No, because $5(4)+2(7)=33$, not $34$.
Explanation
This question tests setting up and solving systems of equations from real-world scenarios requiring two equations for two unknowns with context interpretation, then verifying a proposed solution. The process involves: (1) defining variables such as x for large posters and y for small, (2) writing x + y = 11 for total posters, (3) writing 5x + 2y = 34 for revenue, (4) checking if (4,7) satisfies both, (5) interpreting if it's the solution, and (6) verifying calculations. Plugging in: 4 + 7 = 11 (true) and 5(4) + 2(7) = 20 + 14 = 34 (true), so yes.
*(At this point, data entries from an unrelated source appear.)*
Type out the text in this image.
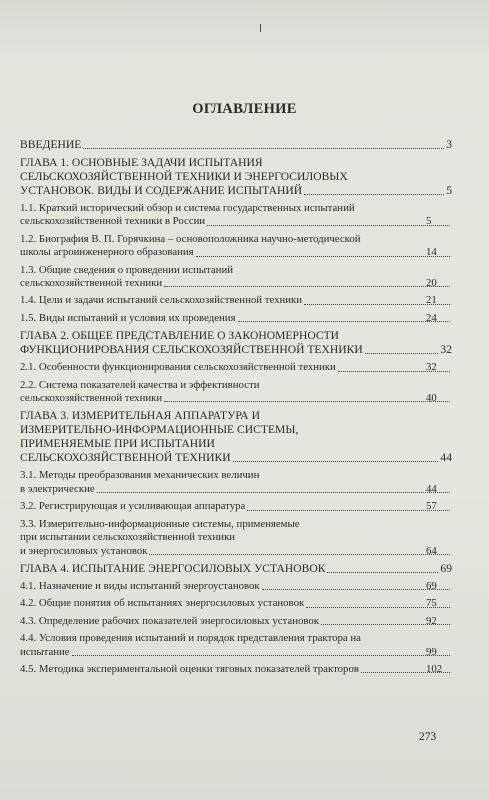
ОГЛАВЛЕНИЕ
ВВЕДЕНИЕ	3
ГЛАВА 1. ОСНОВНЫЕ ЗАДАЧИ ИСПЫТАНИЯ
СЕЛЬСКОХОЗЯЙСТВЕННОЙ ТЕХНИКИ И ЭНЕРГОСИЛОВЫХ
УСТАНОВОК. ВИДЫ И СОДЕРЖАНИЕ ИСПЫТАНИЙ	5
1.1. Краткий исторический обзор и система государственных испытаний
сельскохозяйственной техники в России	5
1.2. Биография В. П. Горячкина – основоположника научно-методической
школы агроинженерного образования	14
1.3. Общие сведения о проведении испытаний
сельскохозяйственной техники	20
1.4. Цели и задачи испытаний сельскохозяйственной техники	21
1.5. Виды испытаний и условия их проведения	24
ГЛАВА 2. ОБЩЕЕ ПРЕДСТАВЛЕНИЕ О ЗАКОНОМЕРНОСТИ
ФУНКЦИОНИРОВАНИЯ СЕЛЬСКОХОЗЯЙСТВЕННОЙ ТЕХНИКИ	32
2.1. Особенности функционирования сельскохозяйственной техники	32
2.2. Система показателей качества и эффективности
сельскохозяйственной техники	40
ГЛАВА 3. ИЗМЕРИТЕЛЬНАЯ АППАРАТУРА И
ИЗМЕРИТЕЛЬНО-ИНФОРМАЦИОННЫЕ СИСТЕМЫ,
ПРИМЕНЯЕМЫЕ ПРИ ИСПЫТАНИИ
СЕЛЬСКОХОЗЯЙСТВЕННОЙ ТЕХНИКИ	44
3.1. Методы преобразования механических величин
в электрические	44
3.2. Регистрирующая и усиливающая аппаратура	57
3.3. Измерительно-информационные системы, применяемые
при испытании сельскохозяйственной техники
и энергосиловых установок	64
ГЛАВА 4. ИСПЫТАНИЕ ЭНЕРГОСИЛОВЫХ УСТАНОВОК	69
4.1. Назначение и виды испытаний энергоустановок	69
4.2. Общие понятия об испытаниях энергосиловых установок	75
4.3. Определение рабочих показателей энергосиловых установок	92
4.4. Условия проведения испытаний и порядок представления трактора на
испытание	99
4.5. Методика экспериментальной оценки тяговых показателей тракторов	102
273
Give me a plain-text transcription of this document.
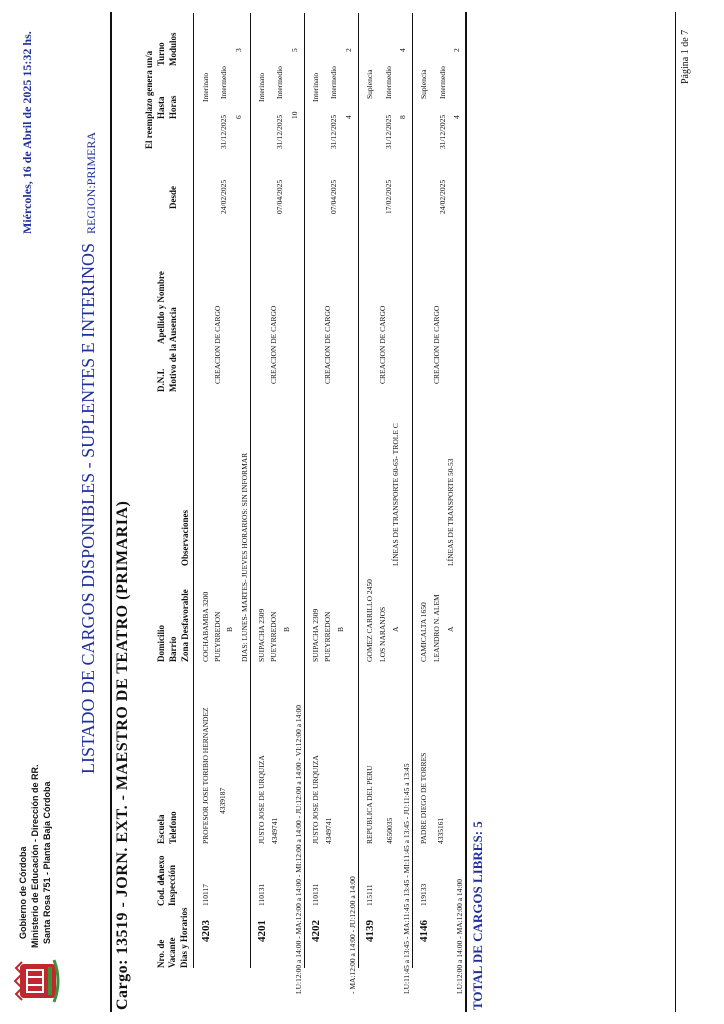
Gobierno de Córdoba Ministerio de Educación - Dirección de RR. Santa Rosa 751 - Planta Baja Córdoba
Miércoles, 16 de Abril de 2025 15:32 hs.
LISTADO DE CARGOS DISPONIBLES - SUPLENTES E INTERINOS
REGION:PRIMERA
Cargo: 13519 - JORN. EXT. - MAESTRO DE TEATRO (PRIMARIA)	Nro. de Vacante Dias y Horarios
Cod. de Inspección
Anexo
Escuela Telefono
Domicilio Barrio Zona Desfavorable
Observaciones
D.N.I.
Apellido y Nombre Motivo de la Ausencia
Desde
El reemplazo genera un/a Hasta Horas
Turno Modulos
4203
110117
PROFESOR JOSE TORIBIO HERNANDEZ 4339187
COCHABAMBA 3200 PUEYRREDON B
CREACION DE CARGO
Interinato
24/02/2025
31/12/2025
Intermedio
6
3
DIAS: LUNES- MARTES- JUEVES HORARIOS: SIN INFORMAR
4201
110131
JUSTO JOSE DE URQUIZA 4349741
SUIPACHA 2309 PUEYRREDON B
CREACION DE CARGO
Interinato
07/04/2025
31/12/2025
Intermedio
10
5
LU:12:00 a 14:00 - MA:12:00 a 14:00 - MI:12:00 a 14:00 - JU:12:00 a 14:00 - VI:12:00 a 14:00 4202
110131
JUSTO JOSE DE URQUIZA 4349741
SUIPACHA 2309 PUEYRREDON B
CREACION DE CARGO
Interinato
07/04/2025
31/12/2025
Intermedio
4
2
- MA:12:00 a 14:00 - JU:12:00 a 14:00 4139
115111
REPUBLICA DEL PERU 4650035
GOMEZ CARRILLO 2450 LOS NARANJOS A
LÍNEAS DE TRANSPORTE 60-65- TROLE C
CREACION DE CARGO
Suplencia
17/02/2025
31/12/2025
Intermedio
8
4
LU:11:45 a 13:45 - MA:11:45 a 13:45 - MI:11:45 a 13:45 - JU:11:45 a 13:45 4146
119133
PADRE DIEGO DE TORRES 4335161
CAMICALTA 1650 LEANDRO N. ALEM A
LÍNEAS DE TRANSPORTE 50-53
CREACION DE CARGO
Suplencia
24/02/2025
31/12/2025
Intermedio
4
2
LU:12:00 a 14:00 - MA:12:00 a 14:00 TOTAL DE CARGOS LIBRES: 5
Página 1 de 7
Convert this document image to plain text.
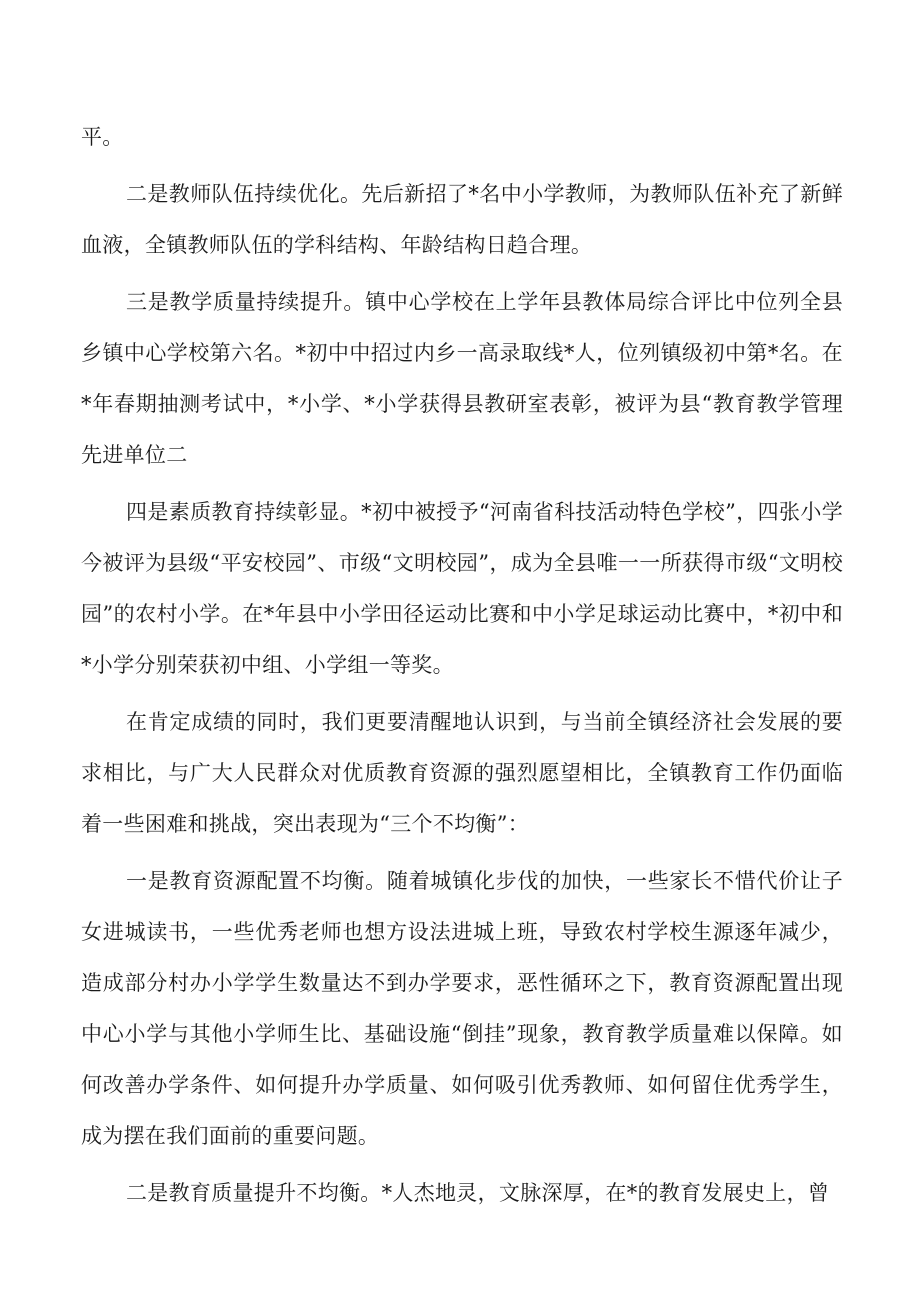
平。

二是教师队伍持续优化。先后新招了*名中小学教师，为教师队伍补充了新鲜血液，全镇教师队伍的学科结构、年龄结构日趋合理。

三是教学质量持续提升。镇中心学校在上学年县教体局综合评比中位列全县乡镇中心学校第六名。*初中中招过内乡一高录取线*人，位列镇级初中第*名。在*年春期抽测考试中，*小学、*小学获得县教研室表彰，被评为县“教育教学管理先进单位二

四是素质教育持续彰显。*初中被授予“河南省科技活动特色学校”，四张小学今被评为县级“平安校园”、市级“文明校园”，成为全县唯一一所获得市级“文明校园”的农村小学。在*年县中小学田径运动比赛和中小学足球运动比赛中，*初中和*小学分别荣获初中组、小学组一等奖。

在肯定成绩的同时，我们更要清醒地认识到，与当前全镇经济社会发展的要求相比，与广大人民群众对优质教育资源的强烈愿望相比，全镇教育工作仍面临着一些困难和挑战，突出表现为“三个不均衡”：

一是教育资源配置不均衡。随着城镇化步伐的加快，一些家长不惜代价让子女进城读书，一些优秀老师也想方设法进城上班，导致农村学校生源逐年减少，造成部分村办小学学生数量达不到办学要求，恶性循环之下，教育资源配置出现中心小学与其他小学师生比、基础设施“倒挂”现象，教育教学质量难以保障。如何改善办学条件、如何提升办学质量、如何吸引优秀教师、如何留住优秀学生，成为摆在我们面前的重要问题。

二是教育质量提升不均衡。*人杰地灵，文脉深厚，在*的教育发展史上，曾
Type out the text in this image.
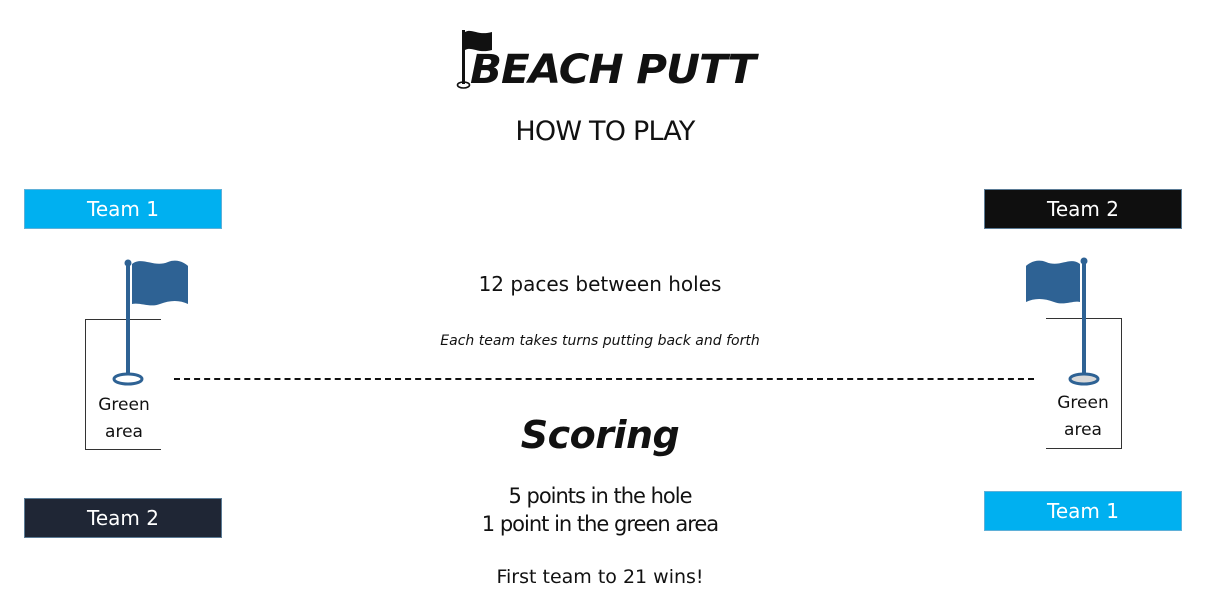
BEACH PUTT
HOW TO PLAY
Team 1	Team 2
Team 2	Team 1
Green
area
Green
area
12 paces between holes
Each team takes turns putting back and forth
Scoring
5 points in the hole
1 point in the green area
First team to 21 wins!
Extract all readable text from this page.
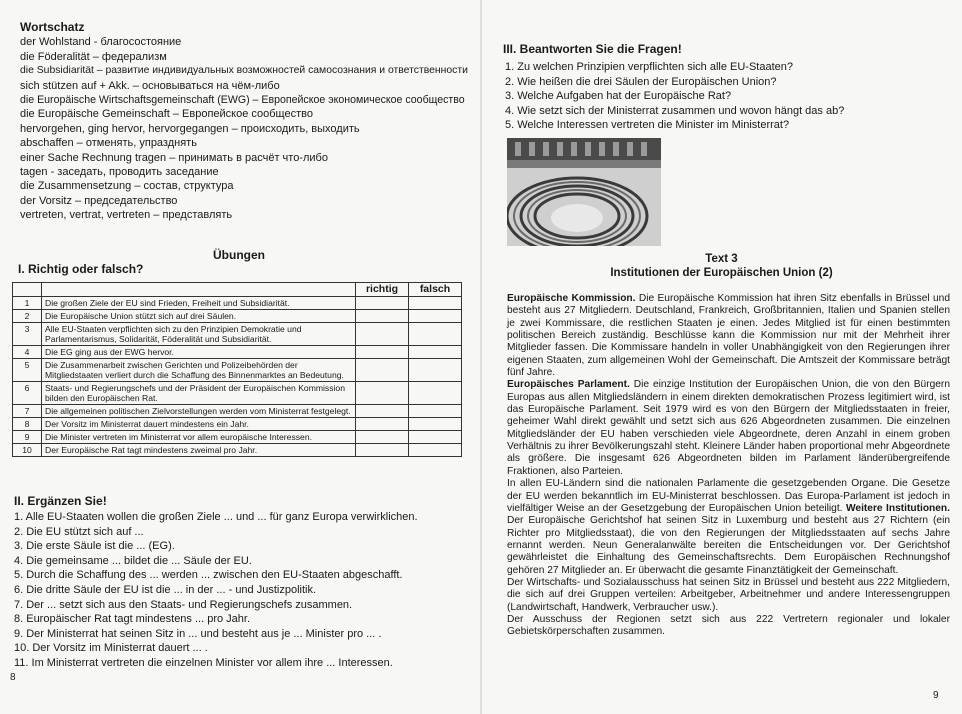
Wortschatz
der Wohlstand - благосостояние
die Föderalität – федерализм
die Subsidiarität – развитие индивидуальных возможностей самосознания и ответственности
sich stützen auf + Akk. – основываться на чём-либо
die Europäische Wirtschaftsgemeinschaft (EWG) – Европейское экономическое сообщество
die Europäische Gemeinschaft – Европейское сообщество
hervorgehen, ging hervor, hervorgegangen – происходить, выходить
abschaffen – отменять, упразднять
einer Sache Rechnung tragen – принимать в расчёт что-либо
tagen - заседать, проводить заседание
die Zusammensetzung – состав, структура
der Vorsitz – председательство
vertreten, vertrat, vertreten – представлять
Übungen
I. Richtig oder falsch?
		richtig	falsch
1	Die großen Ziele der EU sind Frieden, Freiheit und Subsidiarität.		
2	Die Europäische Union stützt sich auf drei Säulen.		
3	Alle EU-Staaten verpflichten sich zu den Prinzipien Demokratie und Parlamentarismus, Solidarität, Föderalität und Subsidiarität.		
4	Die EG ging aus der EWG hervor.		
5	Die Zusammenarbeit zwischen Gerichten und Polizeibehörden der Mitgliedstaaten verliert durch die Schaffung des Binnenmarktes an Bedeutung.		
6	Staats- und Regierungschefs und der Präsident der Europäischen Kommission bilden den Europäischen Rat.		
7	Die allgemeinen politischen Zielvorstellungen werden vom Ministerrat festgelegt.		
8	Der Vorsitz im Ministerrat dauert mindestens ein Jahr.		
9	Die Minister vertreten im Ministerrat vor allem europäische Interessen.		
10	Der Europäische Rat tagt mindestens zweimal pro Jahr.		
II. Ergänzen Sie!
1. Alle EU-Staaten wollen die großen Ziele ... und ... für ganz Europa verwirklichen.
2. Die EU stützt sich auf ...
3. Die erste Säule ist die ... (EG).
4. Die gemeinsame ... bildet die ... Säule der EU.
5. Durch die Schaffung des ... werden ... zwischen den EU-Staaten abgeschafft.
6. Die dritte Säule der EU ist die ... in der ... - und Justizpolitik.
7. Der ... setzt sich aus den Staats- und Regierungschefs zusammen.
8. Europäischer Rat tagt mindestens ... pro Jahr.
9. Der Ministerrat hat seinen Sitz in ... und besteht aus je ... Minister pro ... .
10. Der Vorsitz im Ministerrat dauert ... .
11. Im Ministerrat vertreten die einzelnen Minister vor allem ihre ... Interessen.
8
III. Beantworten Sie die Fragen!
1. Zu welchen Prinzipien verpflichten sich alle EU-Staaten?
2. Wie heißen die drei Säulen der Europäischen Union?
3. Welche Aufgaben hat der Europäische Rat?
4. Wie setzt sich der Ministerrat zusammen und wovon hängt das ab?
5. Welche Interessen vertreten die Minister im Ministerrat?
Text 3
Institutionen der Europäischen Union (2)

Europäische Kommission. Die Europäische Kommission hat ihren Sitz ebenfalls in Brüssel und besteht aus 27 Mitgliedern. Deutschland, Frankreich, Großbritannien, Italien und Spanien stellen je zwei Kommissare, die restlichen Staaten je einen. Jedes Mitglied ist für einen bestimmten politischen Bereich zuständig. Beschlüsse kann die Kommission nur mit der Mehrheit ihrer Mitglieder fassen. Die Kommissare handeln in voller Unabhängigkeit von den Regierungen ihrer eigenen Staaten, zum allgemeinen Wohl der Gemeinschaft. Die Amtszeit der Kommissare beträgt fünf Jahre.

Europäisches Parlament. Die einzige Institution der Europäischen Union, die von den Bürgern Europas aus allen Mitgliedsländern in einem direkten demokratischen Prozess legitimiert wird, ist das Europäische Parlament. Seit 1979 wird es von den Bürgern der Mitgliedsstaaten in freier, geheimer Wahl direkt gewählt und setzt sich aus 626 Abgeordneten zusammen. Die einzelnen Mitgliedsländer der EU haben verschieden viele Abgeordnete, deren Anzahl in einem groben Verhältnis zu ihrer Bevölkerungszahl steht. Kleinere Länder haben proportional mehr Abgeordnete als größere. Die insgesamt 626 Abgeordneten bilden im Parlament länderübergreifende Fraktionen, also Parteien.

In allen EU-Ländern sind die nationalen Parlamente die gesetzgebenden Organe. Die Gesetze der EU werden bekanntlich im EU-Ministerrat beschlossen. Das Europa-Parlament ist jedoch in vielfältiger Weise an der Gesetzgebung der Europäischen Union beteiligt. Weitere Institutionen. Der Europäische Gerichtshof hat seinen Sitz in Luxemburg und besteht aus 27 Richtern (ein Richter pro Mitgliedsstaat), die von den Regierungen der Mitgliedsstaaten auf sechs Jahre ernannt werden. Neun Generalanwälte bereiten die Entscheidungen vor. Der Gerichtshof gewährleistet die Einhaltung des Gemeinschaftsrechts. Dem Europäischen Rechnungshof gehören 27 Mitglieder an. Er überwacht die gesamte Finanztätigkeit der Gemeinschaft.

Der Wirtschafts- und Sozialausschuss hat seinen Sitz in Brüssel und besteht aus 222 Mitgliedern, die sich auf drei Gruppen verteilen: Arbeitgeber, Arbeitnehmer und andere Interessengruppen (Landwirtschaft, Handwerk, Verbraucher usw.).

Der Ausschuss der Regionen setzt sich aus 222 Vertretern regionaler und lokaler Gebietskörperschaften zusammen.

9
Common errors include miscalculation like 20 + 14 = 33 or ignoring one equation. To avoid errors: set up system first, plug values into both equations carefully, and confirm both are satisfied before concluding.
A store sells notebooks and pens. A notebook costs $3 and a pen costs $1. A student buys 18 items total and spends $38. Let $n$ be the number of notebooks and $p$ be the number of pens. How many notebooks did the student buy?
8
10
12
14
Explanation
This question tests setting up and solving systems of equations from real-world scenarios requiring two equations for two unknowns with context interpretation. The process involves: (1) defining variables such as $n$ for notebooks and $p$ for pens, (2) writing $n + p = 18$ for total items, (3) writing $3n + p = 38$ for total cost, (4) solving, (5) interpreting (number of notebooks), and (6) verifying. Solving correctly: subtract first from second: $(3n + p) - (n + p) = 38 - 18$, $2n = 20$, $n = 10$, then $p = 8$. These satisfy: $10 + 8 = 18$ and $3(10) + 8 = 30 + 8 = 38$. Common errors include incorrect cost equation or not solving the system fully. To avoid errors: define clearly, translate costs and counts, use elimination or substitution, interpret the asked quantity, and verify.
A juice mix is made using apple juice and grape juice. The total amount of mix is 10 liters. Apple juice costs $3 per liter and grape juice costs $5 per liter. The total cost is $38. Let $a$ be liters of apple juice and $g$ be liters of grape juice. How many liters of each were used?
$a=6,\ g=4$
$a=5,\ g=5$
$a=4,\ g=6$
$a=7,\ g=3$
Explanation
This problem tests setting up and solving systems from real-world scenarios requiring two equations for two unknowns with context interpretation. The process involves: (1) defining variables with units (let a = liters of apple juice, g = liters of grape juice), (2) writing total volume equation (a + g = 10), (3) writing total cost equation (3a + 5g = 38), (4) solving (a = 10 - g, 3(10 - g) + 5g = 30 - 3g + 5g = 30 + 2g = 38, 2g = 8, g = 4, a = 6), (5) interpreting (6 liters apple, 4 liters grape), (6) verifying (6 + 4 = 10, 18 + 20 = 38). This matches choice A. Equations correctly represent totals. Errors: swapping costs or wrong solving like B. Setup: identify quantities, define, translate, solve, interpret, verify. Ensure non-negative sensible values.